4:30 Me despierto. No puedo dormir por la ansiedad.
5:45 Ya vestido y listo, me llama Rodolfo, mi coordinador regional. Me desea suerte y salgo hacia Hialeah.
6:10 Llego a la mesa electoral (precinto) 321 del Victor Wilde Community Center, de Hialeah. Hay una calma total, aunque dentro los preparativos son extensos. Me presento ante el alguacil temporal, un señor cubano mayor y algo tullido. Nos caemos bien y me dice que va a señalar fuera la zona donde puedo repartir materiales.
6:55 Llegan mis dos voluntarios, Manny e Iván, y tomamos nuestras posiciones.
7:35 Primera llamada a Rodolfo: todo sin novedad, votación ligera.
9:10 Viene la Policía Municipal de Hialeah, diciendo que no podemos estar en la propiedad municipal, y nos sacan a casi 75 metros, a la entrada del estacionamiento. Esto es claramente ilegal, y vulnera las leyes electorales, que dicen que podemos estar a 16 metros (50 pies) de la entrada. Pero por lo menos nos han sacado a todos los prosélitos. Tal y como nos han instruido, llamamos a la sede electoral, y nos dicen que no nos preocupemos, que hay problemas peores.
9:55 Con un solazo impresionante, nos vuelven a dejar entrar. Hay un matrimonio de la Coalición Cristiana, y se acercan a los votantes como si fueran camellos, con rasgos siniestros y en voz muy baja. Me pongo crema y entablo conversación con un trabajador de campaña de un candidato. El muchacho está alucinado con todo esto.
10:10 Un señor mayor me dice que es sicólogo y que le es imposible votar que sí (o sea, para revocar la ley de antidiscriminación). Luego me da una explicación no muy bonita, pero el caso es que ha votado que no. Viene Norei, que me ayudará hasta las 5 de la tarde. La temperatura alcanza 32 grados Centígrados (89º Farenheit).
13:05 Durante un descanso me entero de las numerosas irregularidades ocurridas en otros precintos. Debido a las máquinas de voto nuevas, algunas mesas no han podido abrir, en la radio están alborotados. Me voy a comprar una camisa nueva, como rápido y vuelvo. Empieza a llover.
14:15 El gobernador, obligado por las muchas incidencias, extiende la hora de voto de 19 a 21h.
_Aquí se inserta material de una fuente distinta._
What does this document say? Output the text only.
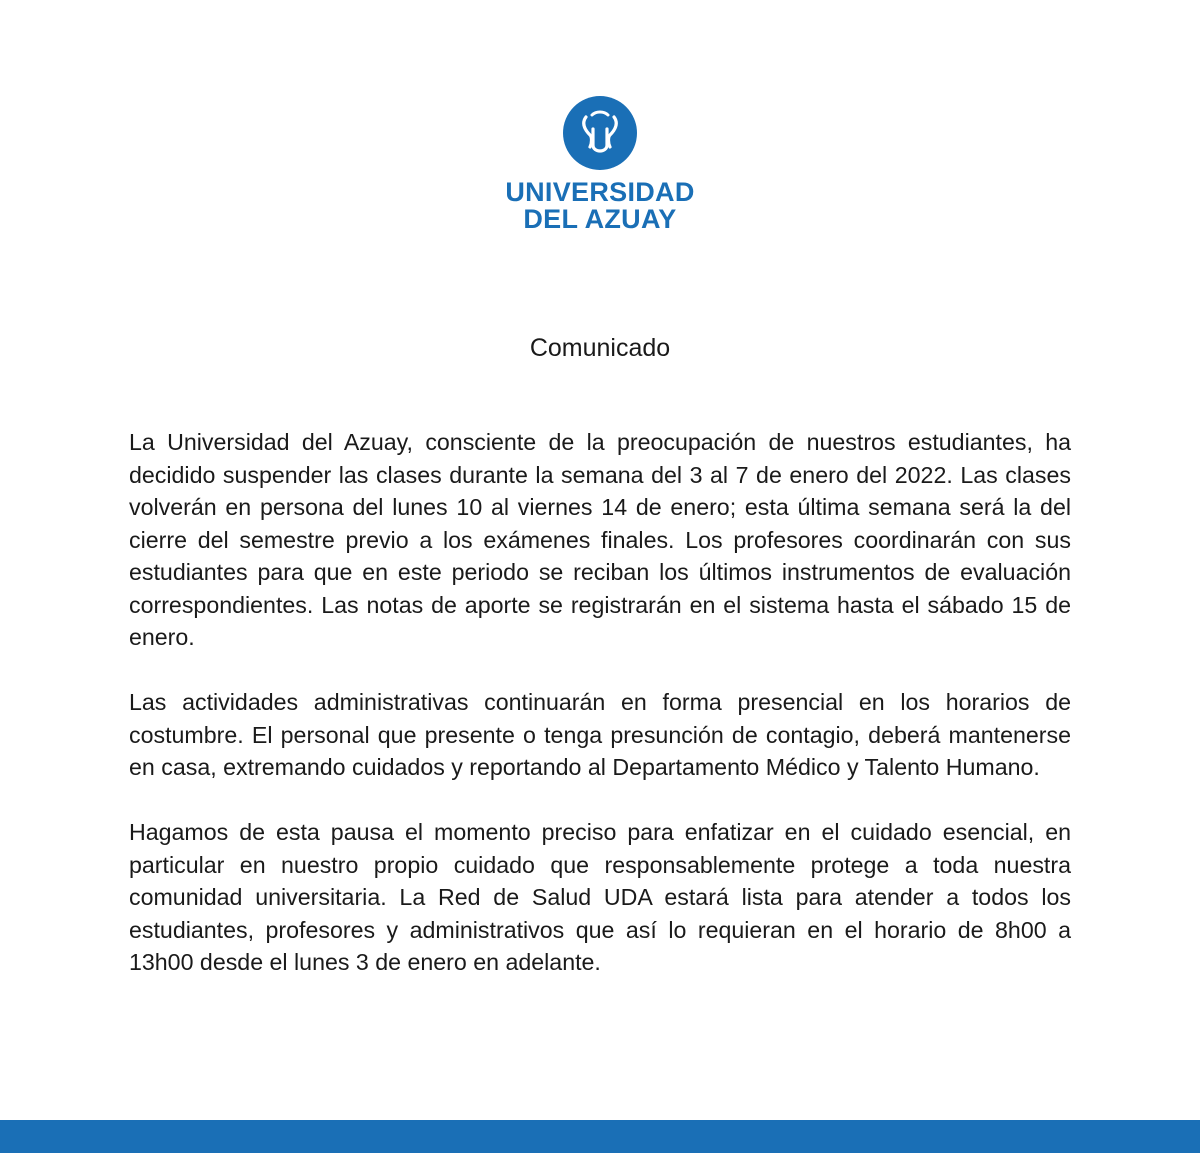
UNIVERSIDAD
DEL AZUAY
Comunicado

La Universidad del Azuay, consciente de la preocupación de nuestros estudiantes, ha decidido suspender las clases durante la semana del 3 al 7 de enero del 2022. Las clases volverán en persona del lunes 10 al viernes 14 de enero; esta última semana será la del cierre del semestre previo a los exámenes finales. Los profesores coordinarán con sus estudiantes para que en este periodo se reciban los últimos instrumentos de evaluación correspondientes. Las notas de aporte se registrarán en el sistema hasta el sábado 15 de enero.

Las actividades administrativas continuarán en forma presencial en los horarios de costumbre. El personal que presente o tenga presunción de contagio, deberá mantenerse en casa, extremando cuidados y reportando al Departamento Médico y Talento Humano.

Hagamos de esta pausa el momento preciso para enfatizar en el cuidado esencial, en particular en nuestro propio cuidado que responsablemente protege a toda nuestra comunidad universitaria. La Red de Salud UDA estará lista para atender a todos los estudiantes, profesores y administrativos que así lo requieran en el horario de 8h00 a 13h00 desde el lunes 3 de enero en adelante.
Se me cae el alma al suelo.
15:25 a 16:15 Varios votantes salen a decirnos que dentro del colegio, los empleados electorales les están pidiendo que voten SÍ en la pregunta 14, la nuestra. Entro a quejarme, y en eso pillo al tullido «alguacil» diciendo que «puede votar que no si quiere darle derechos especiales». La intervención de una empleada municipal, que no pinta nada pero no se puede reprimir, me evita intervenir a mí. Llamo a Rodolfo, y hablo con la jefa de mesa y con el alguacil, diciendo que espero que sea un error y que no puede volver a pasar. Como verdaderamente no tengo ningún recurso, sólo me queda asustarle y rezar que no vuelva a abrir el pico.
17:30 Norei se tiene que ir, pero Manny e Iván vienen a mi rescate.
19:30 Estoy hecho mierda, me iba a ir, pero intuyo que vamos a ganar, y no me quiero perder la victoria por nada. Me siento, y dejo que Iván se encargue de la mayoría de los votantes. Es muy persuasivo y muy bueno. La prórroga del horario no ha servido para nada, apenas viene gente.
21:00 Cierran por fin las urnas. El «voluntario» de la Coalición Cristiana, que se ha pasado todo el día diciendo mentiras, viene a darme la mano. Me niego.
21:35 Llegamos al cuartel de SAVE Dade. Me cambio de camisa y firmo una declaración jurada de las irregularidades vistas, y empezamos a celebrar.
21:55 Llegan los primeros escrutinios, y estamos ganando por un 55%. Nos parece poco, pero la noche es joven.
22:30 Me voy a casa, estoy cansado pero muy contento. ¡Hemos ganado!